NORTH ANDOVER — For fans of handcrafted products, North Andover's Artisan Market at the Mills will be back Oct. 17.
But for anyone who can't wait that long and wishes they could visit the market every week, The Village Studio opened June 5 across the street.
Featuring work by more than 70 artisans from around New England, the shop at 43 High St. is managed by Sally Finnimore, who also organizes the Artisan Market.
"About four months ago, we started to think about this concept of a studio, and this space on High Street became available," said Darcie Nuttall, who helped found the studio along with Finnimore, Johanna Myers, and Melissa Mack. "We had to get our act together. We had to act fast."
In spite of that tight schedule, the studio looks like it's been there for ages, with enough items on the shelves to keep browsers occupied for hours.
There are jams and hot sauces, jewelry made from sea glass or recycled materials, and hand-painted pottery. Pouches, purses and beach bags are also on display, as are gift baskets for baby showers and care packages for pampering yourself.
Wallets from Dan Jacavanco of Andover, also known as Leather Man Dan, are among the most locally made inventory, as are cutting boards by Magnus Julin, a North Andover student.
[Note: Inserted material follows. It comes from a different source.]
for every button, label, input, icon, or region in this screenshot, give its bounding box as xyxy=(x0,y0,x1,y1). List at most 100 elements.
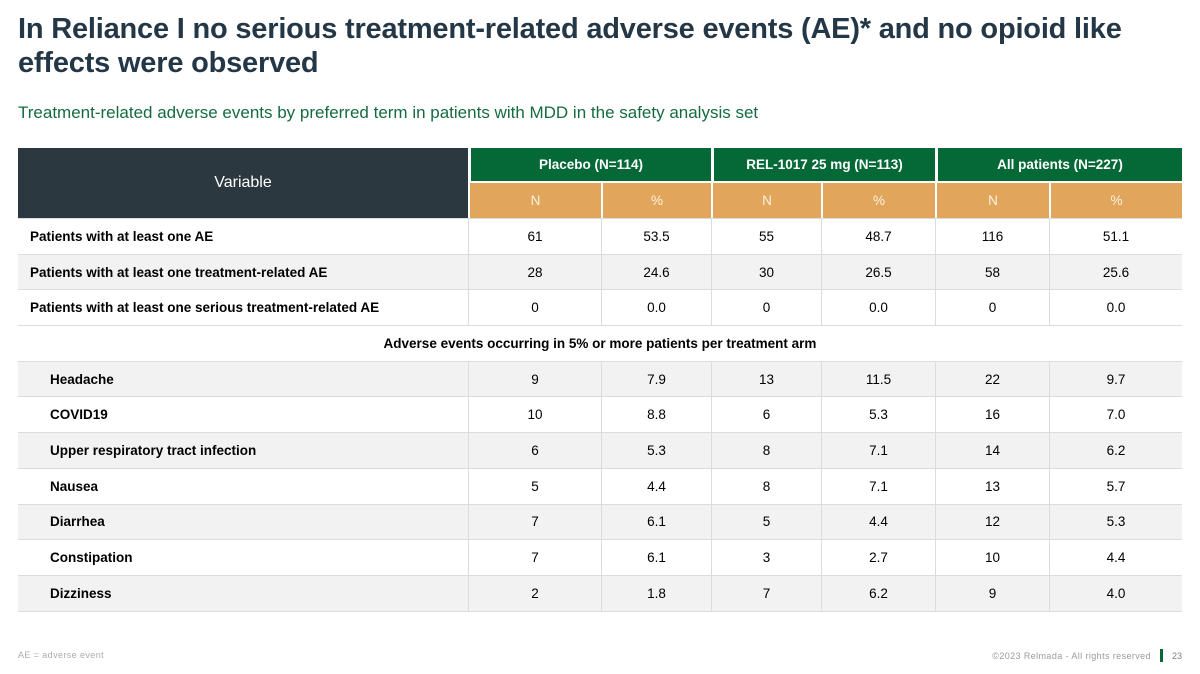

And Haverhill's Kelly Ferguson, who used to live in North Andover, knits and crochets baby sweaters and booties that are carried in the store.
"But it's not just a retail business," Nuttall said. "It's so much more than that."
The motto at The Village Studio is "Shop Gather Create." In line with this, workshops are offered in the design studio in the back of the store, where people can craft a quilt from old T-shirts or sew a sturdy canvas tote bag.
"It's all about creating a place for people to go, having people come out of the pandemic and have a place to gather again," Nuttall said. "We've noticed a lot of people coming into the store, and we want to provide ways for people to be creative and learn new things."
That includes sessions conducted by artisans whose work they feature, such as Kara Webster of Enchanted Vines in Pelham, who recently taught a group of 10 how to make wreaths.
"People bring a bottle of wine with them, all the supplies are provided, and they sit down and make a beautiful wreath," Nuttall said.
Adults aren't the only visitors to The Village Studio, where a Mermaid Camp will be held from 9 to 11:30 a.m., Aug. 2, 3 and 4, for children ages 5 to 11.
"They're going to do different arts and crafts that feature mermaids, and they're going to meet a 'real' mermaid, who has participated in the Coney Island Mermaid Parade," Nuttall said, referring to Marlena Zapf of North Andover, who is also an author of children's books.
The four women who are running The Village Studio met while working on the Artisan Market, and each brings a range of skills to their new undertaking.
While Finnimore, who has a background in education, runs the store and paints custom designs on glassware, Mack created and maintains the website.
Myers, who also works part time at the New England Quilt Museum in Lowell, is a seamstress. She also rehabilitates vintage sewing machines at a bench in the studio.
"I apprenticed with a sewing machine repair shop in Southbridge when I lived in Massachusetts in the '80s," said Myers, who has lived in 45 towns and moved to North Andover three months ago. "I've just always done it for friends when we traveled around. I'm ex-military. When somebody needed a sewing machine repaired, they took it to me."
People often have sentimental associations with their machines, she said, which they may have inherited from a parent.
"Especially this past year, with COVID, a lot of people started sewing again and the metal machines will last much, much longer," she said. "There really isn't that much that goes wrong with them. Change the needle, oil, grease it, and it's good to go again, whereas the plastic ones break and you can't really repair them."
Nuttall, who at the studio handles custom orders, leads workshops and runs the camps for children, also works as a mental health counselor. She thinks crafting is great therapy.
"That's what I do to cope," she said. "It's my stress reliever, and my family is so patient because my whole dining room was fabric and sewing machines. Now its so much nicer because I can come here."